From datasets international_matches.csv and players_22.csv, the notebooks QATAR22_EDA+Data_Preparation.ipynb and Getting_Squads_Stats.ipynb answer the questions listed below. These questions allow us to get an idea of the favorites to win the cup according to statistics.
- National soccer teams with the best offense
- National soccer teams with the best defense
- National soccer team with the best midfield
- Teams with the highest winning percentage
- The best players in Qatar 2022
- The most promising teams
- Is there any advantage to be the local team?
This question is fundamental. The pie chart below highlights that home teams win more than 50% of the home games. This is due to different reasons, e.g., players are more comfortable in familiar surroundings, additional support from a home crowd, home comforts/lack of travel, configuration of the playing area to suit the home team. When the Colombian National Team visits the Maracana stadium to play against Brazil, they tend to lose the match or draw. However, they tend to tie or win when Colombia is local in the Metropolitano stadium. For this reason, to predict the result of the matches from a Machine Learning model, one must define the home team and the visiting team.
The Modeling+Tuning.ipynb notebook aims to train the Machine learning model that will predict the outcome of the World Cup matches. This notebook chooses one ML model to predict the group stage matches and another for the knockout stage. the difference is that the result of the group stage matches can be a loss, a draw, or a win. On the other hand, in the direct elimination stage, there is only defeat or victory. The best model for each stage is chosen among the algorithms:
- Random Forest
- Ada Boost Classifier
- XGB Boost
- Neural Networks
The XGB Boost model presents the best performance in both stages. Therefore it is tuned, validated, and exported as a pipeline to perform easy inferences.

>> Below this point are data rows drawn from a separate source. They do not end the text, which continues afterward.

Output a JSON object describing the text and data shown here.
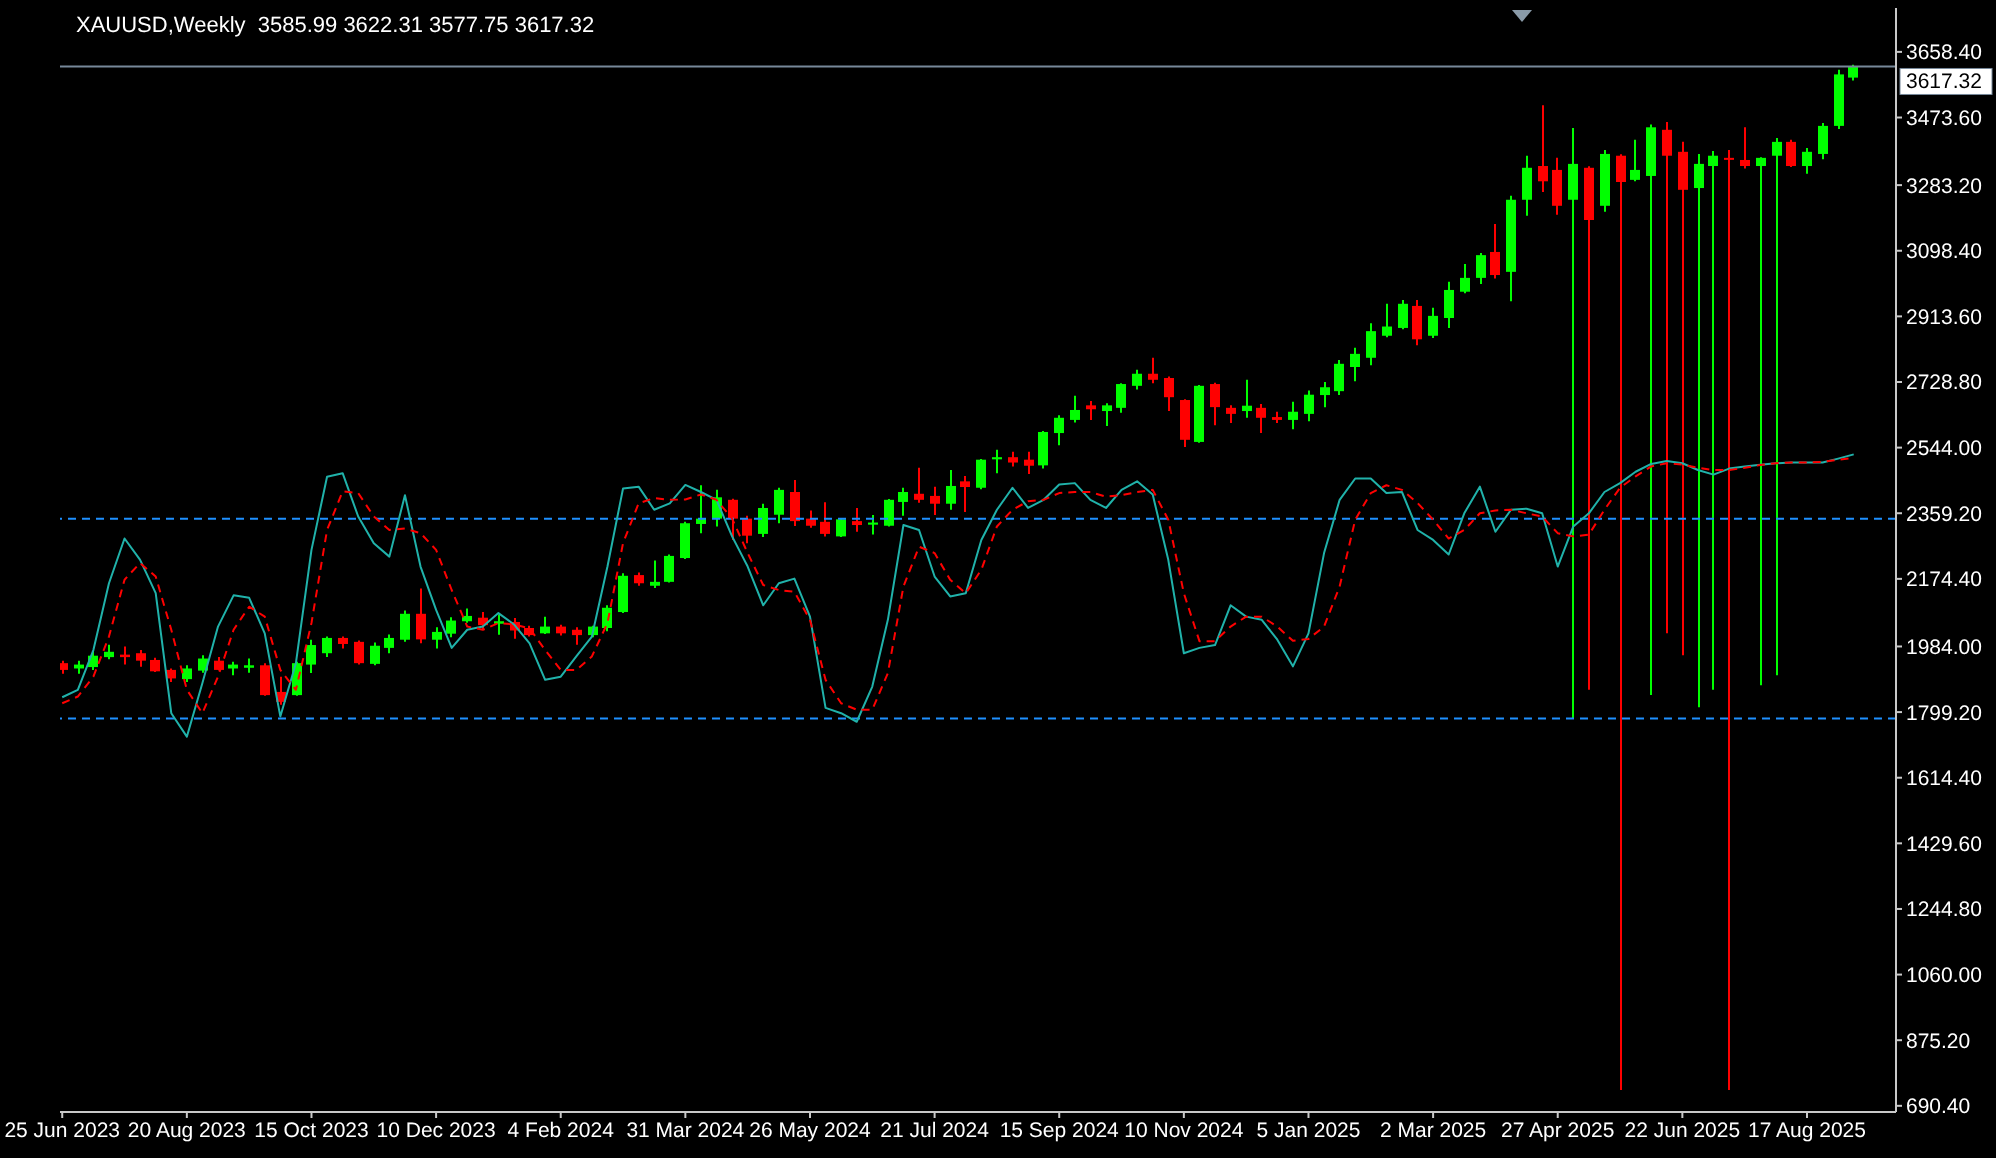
{
  "chart_data": {
    "type": "candlestick",
    "title": "XAUUSD,Weekly  3585.99 3622.31 3577.75 3617.32",
    "marker": "none",
    "x": [
      "2023-06-25",
      "2023-07-02",
      "2023-07-09",
      "2023-07-16",
      "2023-07-23",
      "2023-07-30",
      "2023-08-06",
      "2023-08-13",
      "2023-08-20",
      "2023-08-27",
      "2023-09-03",
      "2023-09-10",
      "2023-09-17",
      "2023-09-24",
      "2023-10-01",
      "2023-10-08",
      "2023-10-15",
      "2023-10-22",
      "2023-10-29",
      "2023-11-05",
      "2023-11-12",
      "2023-11-19",
      "2023-11-26",
      "2023-12-03",
      "2023-12-10",
      "2023-12-17",
      "2023-12-24",
      "2023-12-31",
      "2024-01-07",
      "2024-01-14",
      "2024-01-21",
      "2024-01-28",
      "2024-02-04",
      "2024-02-11",
      "2024-02-18",
      "2024-02-25",
      "2024-03-03",
      "2024-03-10",
      "2024-03-17",
      "2024-03-24",
      "2024-03-31",
      "2024-04-07",
      "2024-04-14",
      "2024-04-21",
      "2024-04-28",
      "2024-05-05",
      "2024-05-12",
      "2024-05-19",
      "2024-05-26",
      "2024-06-02",
      "2024-06-09",
      "2024-06-16",
      "2024-06-23",
      "2024-06-30",
      "2024-07-07",
      "2024-07-14",
      "2024-07-21",
      "2024-07-28",
      "2024-08-04",
      "2024-08-11",
      "2024-08-18",
      "2024-08-25",
      "2024-09-01",
      "2024-09-08",
      "2024-09-15",
      "2024-09-22",
      "2024-09-29",
      "2024-10-06",
      "2024-10-13",
      "2024-10-20",
      "2024-10-27",
      "2024-11-03",
      "2024-11-10",
      "2024-11-17",
      "2024-11-24",
      "2024-12-01",
      "2024-12-08",
      "2024-12-15",
      "2024-12-22",
      "2024-12-29",
      "2025-01-05",
      "2025-01-12",
      "2025-01-19",
      "2025-01-26",
      "2025-02-02",
      "2025-02-09",
      "2025-02-16",
      "2025-02-23",
      "2025-03-02",
      "2025-03-09",
      "2025-03-16",
      "2025-03-23",
      "2025-03-30",
      "2025-04-06",
      "2025-04-13",
      "2025-04-20",
      "2025-04-27",
      "2025-05-04",
      "2025-05-11",
      "2025-05-18",
      "2025-05-25",
      "2025-06-01",
      "2025-06-08",
      "2025-06-15",
      "2025-06-22",
      "2025-06-29",
      "2025-07-06",
      "2025-07-13",
      "2025-07-20",
      "2025-07-27",
      "2025-08-03",
      "2025-08-10",
      "2025-08-17",
      "2025-08-24",
      "2025-08-31",
      "2025-09-07"
    ],
    "series": [
      {
        "type": "line",
        "color": "#20b2aa",
        "line_style": "solid",
        "values": [
          1841,
          1862,
          1974,
          2162,
          2288,
          2228,
          2134,
          1796,
          1730,
          1881,
          2040,
          2128,
          2121,
          2021,
          1787,
          1937,
          2256,
          2462,
          2472,
          2350,
          2275,
          2237,
          2410,
          2209,
          2087,
          1980,
          2031,
          2040,
          2078,
          2046,
          1993,
          1890,
          1899,
          1956,
          2012,
          2209,
          2429,
          2434,
          2369,
          2387,
          2439,
          2419,
          2397,
          2294,
          2209,
          2100,
          2162,
          2175,
          2068,
          1811,
          1796,
          1772,
          1871,
          2059,
          2326,
          2312,
          2181,
          2125,
          2134,
          2284,
          2369,
          2431,
          2374,
          2397,
          2440,
          2444,
          2397,
          2374,
          2425,
          2449,
          2412,
          2228,
          1965,
          1980,
          1988,
          2100,
          2068,
          2059,
          2003,
          1928,
          2021,
          2247,
          2397,
          2457,
          2457,
          2416,
          2419,
          2312,
          2284,
          2243,
          2359,
          2434,
          2307,
          2369,
          2372,
          2359,
          2209,
          2322,
          2359,
          2419,
          2444,
          2476,
          2498,
          2506,
          2500,
          2481,
          2468,
          2485,
          2491,
          2496,
          2500,
          2502,
          2502,
          2502,
          2513,
          2525
        ]
      },
      {
        "type": "line",
        "color": "#ff0000",
        "line_style": "dashed",
        "values": [
          1824,
          1843,
          1899,
          2012,
          2172,
          2219,
          2181,
          2031,
          1862,
          1796,
          1899,
          2031,
          2096,
          2068,
          1918,
          1862,
          2050,
          2312,
          2421,
          2416,
          2350,
          2312,
          2316,
          2303,
          2256,
          2143,
          2040,
          2031,
          2050,
          2046,
          2035,
          1974,
          1918,
          1918,
          1956,
          2050,
          2275,
          2387,
          2402,
          2397,
          2398,
          2412,
          2397,
          2344,
          2247,
          2157,
          2143,
          2138,
          2059,
          1890,
          1824,
          1806,
          1806,
          1909,
          2153,
          2265,
          2247,
          2172,
          2134,
          2200,
          2322,
          2369,
          2393,
          2397,
          2416,
          2419,
          2419,
          2406,
          2410,
          2419,
          2425,
          2341,
          2134,
          1999,
          1999,
          2040,
          2068,
          2068,
          2040,
          2000,
          2005,
          2040,
          2153,
          2341,
          2416,
          2438,
          2425,
          2388,
          2341,
          2288,
          2312,
          2359,
          2367,
          2369,
          2359,
          2350,
          2303,
          2294,
          2299,
          2369,
          2431,
          2463,
          2491,
          2500,
          2496,
          2487,
          2481,
          2481,
          2487,
          2495,
          2500,
          2502,
          2502,
          2504,
          2510,
          2515
        ]
      },
      {
        "ohlc": [
          [
            1937,
            1944,
            1907,
            1918
          ],
          [
            1922,
            1944,
            1907,
            1933
          ],
          [
            1926,
            1971,
            1918,
            1958
          ],
          [
            1954,
            1989,
            1948,
            1969
          ],
          [
            1961,
            1984,
            1933,
            1954
          ],
          [
            1965,
            1974,
            1927,
            1944
          ],
          [
            1946,
            1952,
            1912,
            1914
          ],
          [
            1918,
            1922,
            1884,
            1894
          ],
          [
            1892,
            1931,
            1884,
            1922
          ],
          [
            1916,
            1959,
            1910,
            1950
          ],
          [
            1944,
            1954,
            1916,
            1918
          ],
          [
            1922,
            1941,
            1903,
            1933
          ],
          [
            1924,
            1950,
            1910,
            1931
          ],
          [
            1931,
            1937,
            1845,
            1847
          ],
          [
            1856,
            1899,
            1820,
            1828
          ],
          [
            1847,
            1941,
            1845,
            1937
          ],
          [
            1933,
            2003,
            1909,
            1988
          ],
          [
            1965,
            2012,
            1954,
            2008
          ],
          [
            2008,
            2012,
            1978,
            1991
          ],
          [
            1997,
            2001,
            1933,
            1937
          ],
          [
            1935,
            1995,
            1931,
            1986
          ],
          [
            1980,
            2018,
            1965,
            2008
          ],
          [
            2003,
            2085,
            1997,
            2076
          ],
          [
            2076,
            2147,
            1993,
            2004
          ],
          [
            2003,
            2038,
            1978,
            2025
          ],
          [
            2020,
            2066,
            2010,
            2057
          ],
          [
            2055,
            2091,
            2051,
            2070
          ],
          [
            2065,
            2081,
            2031,
            2044
          ],
          [
            2048,
            2074,
            2017,
            2055
          ],
          [
            2053,
            2064,
            2006,
            2029
          ],
          [
            2036,
            2042,
            2012,
            2016
          ],
          [
            2021,
            2068,
            2019,
            2040
          ],
          [
            2040,
            2045,
            2015,
            2021
          ],
          [
            2031,
            2038,
            1989,
            2016
          ],
          [
            2016,
            2042,
            2010,
            2040
          ],
          [
            2036,
            2100,
            2027,
            2093
          ],
          [
            2081,
            2190,
            2078,
            2183
          ],
          [
            2185,
            2192,
            2155,
            2162
          ],
          [
            2155,
            2226,
            2149,
            2166
          ],
          [
            2166,
            2243,
            2164,
            2239
          ],
          [
            2233,
            2335,
            2230,
            2331
          ],
          [
            2329,
            2438,
            2303,
            2344
          ],
          [
            2344,
            2425,
            2322,
            2404
          ],
          [
            2397,
            2400,
            2284,
            2344
          ],
          [
            2344,
            2352,
            2275,
            2296
          ],
          [
            2301,
            2386,
            2292,
            2374
          ],
          [
            2355,
            2431,
            2331,
            2425
          ],
          [
            2419,
            2453,
            2323,
            2337
          ],
          [
            2344,
            2367,
            2318,
            2324
          ],
          [
            2335,
            2390,
            2294,
            2301
          ],
          [
            2294,
            2346,
            2292,
            2342
          ],
          [
            2337,
            2374,
            2307,
            2326
          ],
          [
            2327,
            2354,
            2299,
            2333
          ],
          [
            2324,
            2399,
            2322,
            2397
          ],
          [
            2391,
            2431,
            2352,
            2419
          ],
          [
            2414,
            2487,
            2389,
            2397
          ],
          [
            2408,
            2434,
            2354,
            2386
          ],
          [
            2386,
            2481,
            2369,
            2436
          ],
          [
            2449,
            2464,
            2363,
            2433
          ],
          [
            2431,
            2512,
            2427,
            2510
          ],
          [
            2511,
            2538,
            2472,
            2517
          ],
          [
            2517,
            2532,
            2491,
            2502
          ],
          [
            2510,
            2532,
            2470,
            2493
          ],
          [
            2494,
            2591,
            2485,
            2588
          ],
          [
            2585,
            2635,
            2551,
            2628
          ],
          [
            2622,
            2690,
            2615,
            2650
          ],
          [
            2663,
            2675,
            2622,
            2652
          ],
          [
            2647,
            2669,
            2605,
            2663
          ],
          [
            2656,
            2725,
            2642,
            2723
          ],
          [
            2718,
            2763,
            2708,
            2752
          ],
          [
            2752,
            2797,
            2725,
            2735
          ],
          [
            2740,
            2744,
            2647,
            2686
          ],
          [
            2678,
            2680,
            2546,
            2566
          ],
          [
            2560,
            2720,
            2558,
            2718
          ],
          [
            2723,
            2727,
            2607,
            2658
          ],
          [
            2656,
            2663,
            2613,
            2639
          ],
          [
            2647,
            2735,
            2628,
            2662
          ],
          [
            2656,
            2667,
            2585,
            2628
          ],
          [
            2630,
            2645,
            2613,
            2622
          ],
          [
            2622,
            2673,
            2596,
            2645
          ],
          [
            2639,
            2705,
            2618,
            2693
          ],
          [
            2692,
            2729,
            2658,
            2714
          ],
          [
            2703,
            2791,
            2692,
            2780
          ],
          [
            2771,
            2825,
            2731,
            2808
          ],
          [
            2797,
            2894,
            2776,
            2872
          ],
          [
            2859,
            2949,
            2855,
            2885
          ],
          [
            2881,
            2960,
            2877,
            2949
          ],
          [
            2943,
            2960,
            2832,
            2849
          ],
          [
            2859,
            2938,
            2853,
            2915
          ],
          [
            2909,
            3011,
            2881,
            2988
          ],
          [
            2983,
            3061,
            2979,
            3022
          ],
          [
            3022,
            3092,
            3005,
            3086
          ],
          [
            3095,
            3174,
            3020,
            3030
          ],
          [
            3039,
            3253,
            2956,
            3242
          ],
          [
            3242,
            3366,
            3197,
            3332
          ],
          [
            3337,
            3508,
            3264,
            3294
          ],
          [
            3326,
            3360,
            3200,
            3225
          ],
          [
            3242,
            3444,
            1781,
            3343
          ],
          [
            3332,
            3336,
            1862,
            3185
          ],
          [
            3225,
            3382,
            3208,
            3371
          ],
          [
            3366,
            3370,
            735,
            3292
          ],
          [
            3298,
            3411,
            3294,
            3326
          ],
          [
            3309,
            3454,
            1847,
            3446
          ],
          [
            3439,
            3461,
            2021,
            3366
          ],
          [
            3377,
            3405,
            1959,
            3270
          ],
          [
            3275,
            3371,
            1813,
            3343
          ],
          [
            3337,
            3379,
            1862,
            3366
          ],
          [
            3360,
            3382,
            735,
            3356
          ],
          [
            3354,
            3446,
            3330,
            3337
          ],
          [
            3337,
            3362,
            1875,
            3360
          ],
          [
            3366,
            3416,
            1903,
            3405
          ],
          [
            3405,
            3411,
            3334,
            3337
          ],
          [
            3337,
            3388,
            3315,
            3377
          ],
          [
            3371,
            3458,
            3356,
            3450
          ],
          [
            3450,
            3608,
            3441,
            3595
          ],
          [
            3585.99,
            3622.31,
            3577.75,
            3617.32
          ]
        ],
        "colors": [
          "#ff0000",
          "#00ff00",
          "#00ff00",
          "#00ff00",
          "#ff0000",
          "#ff0000",
          "#ff0000",
          "#ff0000",
          "#00ff00",
          "#00ff00",
          "#ff0000",
          "#00ff00",
          "#00ff00",
          "#ff0000",
          "#ff0000",
          "#00ff00",
          "#00ff00",
          "#00ff00",
          "#ff0000",
          "#ff0000",
          "#00ff00",
          "#00ff00",
          "#00ff00",
          "#ff0000",
          "#00ff00",
          "#00ff00",
          "#00ff00",
          "#ff0000",
          "#00ff00",
          "#ff0000",
          "#ff0000",
          "#00ff00",
          "#ff0000",
          "#ff0000",
          "#00ff00",
          "#00ff00",
          "#00ff00",
          "#ff0000",
          "#00ff00",
          "#00ff00",
          "#00ff00",
          "#00ff00",
          "#00ff00",
          "#ff0000",
          "#ff0000",
          "#00ff00",
          "#00ff00",
          "#ff0000",
          "#ff0000",
          "#ff0000",
          "#00ff00",
          "#ff0000",
          "#00ff00",
          "#00ff00",
          "#00ff00",
          "#ff0000",
          "#ff0000",
          "#00ff00",
          "#ff0000",
          "#00ff00",
          "#00ff00",
          "#ff0000",
          "#ff0000",
          "#00ff00",
          "#00ff00",
          "#00ff00",
          "#ff0000",
          "#00ff00",
          "#00ff00",
          "#00ff00",
          "#ff0000",
          "#ff0000",
          "#ff0000",
          "#00ff00",
          "#ff0000",
          "#ff0000",
          "#00ff00",
          "#ff0000",
          "#ff0000",
          "#00ff00",
          "#00ff00",
          "#00ff00",
          "#00ff00",
          "#00ff00",
          "#00ff00",
          "#00ff00",
          "#00ff00",
          "#ff0000",
          "#00ff00",
          "#00ff00",
          "#00ff00",
          "#00ff00",
          "#ff0000",
          "#00ff00",
          "#00ff00",
          "#ff0000",
          "#ff0000",
          "#00ff00",
          "#ff0000",
          "#00ff00",
          "#ff0000",
          "#00ff00",
          "#00ff00",
          "#ff0000",
          "#ff0000",
          "#00ff00",
          "#00ff00",
          "#ff0000",
          "#ff0000",
          "#00ff00",
          "#00ff00",
          "#ff0000",
          "#00ff00",
          "#00ff00",
          "#00ff00",
          "#00ff00"
        ]
      }
    ],
    "xlim": [
      "2023-06-24",
      "2025-09-26"
    ],
    "xticks": [
      {
        "value": "2023-06-25",
        "label": "25 Jun 2023"
      },
      {
        "value": "2023-08-20",
        "label": "20 Aug 2023"
      },
      {
        "value": "2023-10-15",
        "label": "15 Oct 2023"
      },
      {
        "value": "2023-12-10",
        "label": "10 Dec 2023"
      },
      {
        "value": "2024-02-04",
        "label": "4 Feb 2024"
      },
      {
        "value": "2024-03-31",
        "label": "31 Mar 2024"
      },
      {
        "value": "2024-05-26",
        "label": "26 May 2024"
      },
      {
        "value": "2024-07-21",
        "label": "21 Jul 2024"
      },
      {
        "value": "2024-09-15",
        "label": "15 Sep 2024"
      },
      {
        "value": "2024-11-10",
        "label": "10 Nov 2024"
      },
      {
        "value": "2025-01-05",
        "label": "5 Jan 2025"
      },
      {
        "value": "2025-03-02",
        "label": "2 Mar 2025"
      },
      {
        "value": "2025-04-27",
        "label": "27 Apr 2025"
      },
      {
        "value": "2025-06-22",
        "label": "22 Jun 2025"
      },
      {
        "value": "2025-08-17",
        "label": "17 Aug 2025"
      }
    ],
    "ylim": [
      673,
      3782
    ],
    "yticks": [
      {
        "value": 690.4,
        "label": "690.40"
      },
      {
        "value": 875.2,
        "label": "875.20"
      },
      {
        "value": 1060,
        "label": "1060.00"
      },
      {
        "value": 1244.8,
        "label": "1244.80"
      },
      {
        "value": 1429.6,
        "label": "1429.60"
      },
      {
        "value": 1614.4,
        "label": "1614.40"
      },
      {
        "value": 1799.2,
        "label": "1799.20"
      },
      {
        "value": 1984,
        "label": "1984.00"
      },
      {
        "value": 2174.4,
        "label": "2174.40"
      },
      {
        "value": 2359.2,
        "label": "2359.20"
      },
      {
        "value": 2544,
        "label": "2544.00"
      },
      {
        "value": 2728.8,
        "label": "2728.80"
      },
      {
        "value": 2913.6,
        "label": "2913.60"
      },
      {
        "value": 3098.4,
        "label": "3098.40"
      },
      {
        "value": 3283.2,
        "label": "3283.20"
      },
      {
        "value": 3473.6,
        "label": "3473.60"
      },
      {
        "value": 3658.4,
        "label": "3658.40"
      }
    ],
    "ref_lines": [
      {
        "axis": "y",
        "value": 2344,
        "color": "#1e90ff",
        "line_style": "dashed"
      },
      {
        "axis": "y",
        "value": 1781,
        "color": "#1e90ff",
        "line_style": "dashed"
      },
      {
        "axis": "y",
        "value": 3617.32,
        "label": "3617.32",
        "color": "#778899",
        "line_style": "solid"
      }
    ]
  }
}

- Confusion matrix of the group stage model tuned and validated
- Confusion matrix of the knockout stage model tuned and validated
Finally, notebook Predictions.ipynb employs the inference datasets and the trained models to predict the World Cup matches and thus find the winner of the World Cup. It is essential to mention that to choose who is the home team in each World Cup match, use dataset squad_stats.csv, which provides the potential of each team; therefore, the team with more significant potential will be the home team.